Max Weber and Geraldine Müller (Sources Rosport) (Photo: David Laurent/Wide)

Max Weber and Geraldine Müller (Sources Rosport) (Photo: David Laurent/Wide)

A sign in the parking lot reminds waiting lorry drivers to cut their motors. Chemicals used on the factory floor are stored in safety cages fitted with metal basins to capture any accidental spillage. More than 10 tonnes of bottle caps are recycled annually. Separately these may seem like small steps. Taken together they are part of a rich tapestry of environmentally friendly measures that have earned local mineral water company Sources Rosport numerous ecological accolades, most recently the International Organization for Standardization’s ISO 14001:2004 certificate, the global benchmark for environmental mana­gement systems. Yet despite the economic downturn, being green has helped the company outperform its much larger French and Swiss rivals in the Luxembourg market.

The industry research firm Beverage Marketing Corporation estimates 149.5 litres of bottled water were consumed per capita in Luxembourg (which was surveyed with Belgium) in 2007 (the most recent figures available), up from 123.8 litres in 2002. This gives the Grand Duchy the fourth highest consumption rate globally after the United Arab Emirates, Mexico and Italy. So, naturally major global players – such as Nestlé, with its Perrier, San Pellegrino and Vittel brands, and Danone, with Badoit, Evian and Volvic – are attracted to the Luxembourg market.

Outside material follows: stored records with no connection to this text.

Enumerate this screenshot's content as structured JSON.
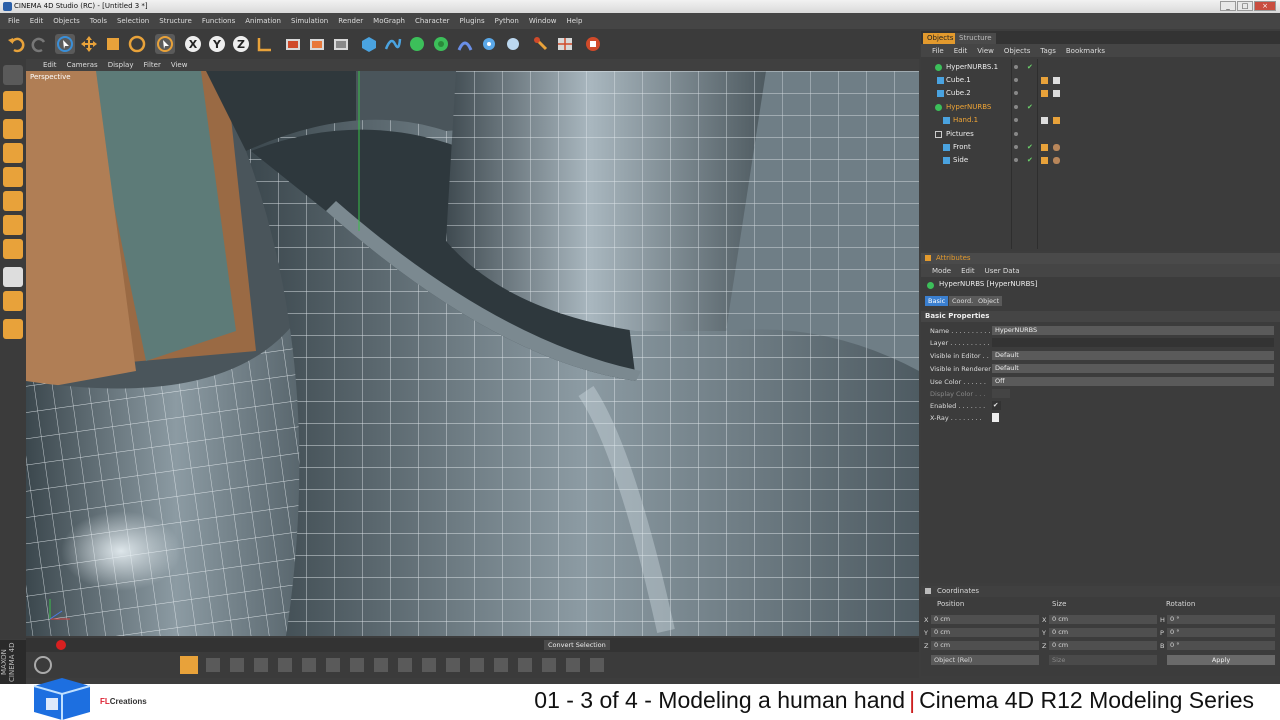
{
  "window": {
    "title": "CINEMA 4D Studio (RC) - [Untitled 3 *]",
    "controls": [
      "_",
      "□",
      "×"
    ]
  },
  "menubar": [
    "File",
    "Edit",
    "Objects",
    "Tools",
    "Selection",
    "Structure",
    "Functions",
    "Animation",
    "Simulation",
    "Render",
    "MoGraph",
    "Character",
    "Plugins",
    "Python",
    "Window",
    "Help"
  ],
  "viewport": {
    "menu": [
      "Edit",
      "Cameras",
      "Display",
      "Filter",
      "View"
    ],
    "label": "Perspective"
  },
  "objects_panel": {
    "tabs": [
      "Objects",
      "Structure"
    ],
    "active_tab": "Objects",
    "menu": [
      "File",
      "Edit",
      "View",
      "Objects",
      "Tags",
      "Bookmarks"
    ],
    "items": [
      {
        "name": "HyperNURBS.1",
        "indent": 0,
        "highlight": false,
        "icon": "hypernurbs-icon"
      },
      {
        "name": "Cube.1",
        "indent": 1,
        "highlight": false,
        "icon": "polygon-icon"
      },
      {
        "name": "Cube.2",
        "indent": 1,
        "highlight": false,
        "icon": "polygon-icon"
      },
      {
        "name": "HyperNURBS",
        "indent": 0,
        "highlight": true,
        "icon": "hypernurbs-icon"
      },
      {
        "name": "Hand.1",
        "indent": 1,
        "highlight": true,
        "icon": "polygon-icon"
      },
      {
        "name": "Pictures",
        "indent": 0,
        "highlight": false,
        "icon": "null-icon"
      },
      {
        "name": "Front",
        "indent": 1,
        "highlight": false,
        "icon": "plane-icon"
      },
      {
        "name": "Side",
        "indent": 1,
        "highlight": false,
        "icon": "plane-icon"
      }
    ]
  },
  "attributes_panel": {
    "title": "Attributes",
    "menu": [
      "Mode",
      "Edit",
      "User Data"
    ],
    "object_header": "HyperNURBS [HyperNURBS]",
    "tabs": [
      "Basic",
      "Coord.",
      "Object"
    ],
    "active_tab": "Basic",
    "section": "Basic Properties",
    "fields": [
      {
        "label": "Name . . . . . . . . . .",
        "value": "HyperNURBS"
      },
      {
        "label": "Layer . . . . . . . . . .",
        "value": ""
      },
      {
        "label": "Visible in Editor . .",
        "value": "Default"
      },
      {
        "label": "Visible in Renderer",
        "value": "Default"
      },
      {
        "label": "Use Color . . . . . .",
        "value": "Off"
      },
      {
        "label": "Display Color . . .",
        "value": ""
      },
      {
        "label": "Enabled . . . . . . .",
        "value": "✔"
      },
      {
        "label": "X-Ray . . . . . . . .",
        "value": ""
      }
    ]
  },
  "coordinates_panel": {
    "title": "Coordinates",
    "headers": [
      "Position",
      "Size",
      "Rotation"
    ],
    "rows": [
      {
        "axis": "X",
        "pos": "0 cm",
        "size_axis": "X",
        "size": "0 cm",
        "rot_axis": "H",
        "rot": "0 °"
      },
      {
        "axis": "Y",
        "pos": "0 cm",
        "size_axis": "Y",
        "size": "0 cm",
        "rot_axis": "P",
        "rot": "0 °"
      },
      {
        "axis": "Z",
        "pos": "0 cm",
        "size_axis": "Z",
        "size": "0 cm",
        "rot_axis": "B",
        "rot": "0 °"
      }
    ],
    "mode_select": "Object (Rel)",
    "size_select": "Size",
    "apply_label": "Apply"
  },
  "timeline": {
    "convert_label": "Convert Selection"
  },
  "maxon_label": "MAXON CINEMA 4D",
  "branding": {
    "fl": "FL",
    "creations": "Creations"
  },
  "caption": {
    "left": "01 - 3 of 4 - Modeling a human hand",
    "separator": "|",
    "right": "Cinema 4D R12 Modeling Series"
  }
}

To stake-out its market share, Sources Rosport has pursued a purely local strategy, which also happens to make it the greenest player in the Grand Duchy, according to the company’s newly appointed Managing Director, Max Weber. First, its Rosport and Viva brands are only distributed in Luxembourg, which limits both transport costs and CO2 emissions. At the same time, Weber says the 51-year-old, privately held company – based in Rosport, along the Sauer River in Echternach Canton – has no plans to export its products.

In addition, Sources Rosport still mainly works with reusable glass bottles, while most other brands are only available in “one-way” plastic bottles, which “if you’re lucky it will be recycled,” Weber says. While glass bottles consume more energy during initial production, they can be repurposed 35 times before being taken out of circulation. Weber cites a Rosport-sponsored study that found a brand he describes as a “French green bottle” produces 35 times more CO2 emissions “than the same Luxembourg bottle of bubbly water.” Even when French and Italian firms do use glass, Weber points out the empty bottles travel more than 1,000 kilometres across Europe to be refilled. He  calls such transport wasteful. “It is nonsense for foreign water transported across Europe to be consumed in Luxembourg.”

Weber states his company sources approximately 85 percent of all raw materials from local vendors, even if supplies “could be cheaper imported.” He says even imported glass bottles originate from the Greater Region. “All non-Luxem­bourg-based suppliers are chosen, most importantly, on minimising CO2 footprint.”

Reaping Rewards

Such exacting standards helped the company earn its second coveted ISO certification this year, explains Gerlinde Müller, Quality Manager. Müller spent six months developing a master environmental plan, which spells out each step the firm will take to reduce its environmental impact, such as waste reduction, energy and water conservation, and safety procedures. “We have to look at the production line and identify each potential danger. Then we have to prove the environment couldn’t be damaged” by its production processes.

No claim escapes scrutiny, says Müller. “You have to prove all the paper and plastic you sort is actually recycled.” After reviewing the detailed submission – in Sources Rosport’s case a binder six centimetres thick – ISO inspectors spent two full days at its production facility verifying the firm’s plan.The same attention to detail helped the company garner the “SuperDrecksKëscht fir Betriber”, the Luxembourg government’s quality label for environmentally correct waste management in 2003, ISO 9001:2001 certification, the global standard in quality management systems in 2005, and the prestigious national award, “Le Prix Luxembourgeois de la Qualité” in 2008.

So far the firm’s local, green strategy has bolstered the bottom line. Last year it produced 27 million bottles, representing 14 million litres, up from 25 million bottles and 13 million litres in 2007. “We were the only water company in Luxembourg with double digit growth rates over the past two years,” claims Weber. “We’re confident there’s still a lot of space for a company like ours to grow.”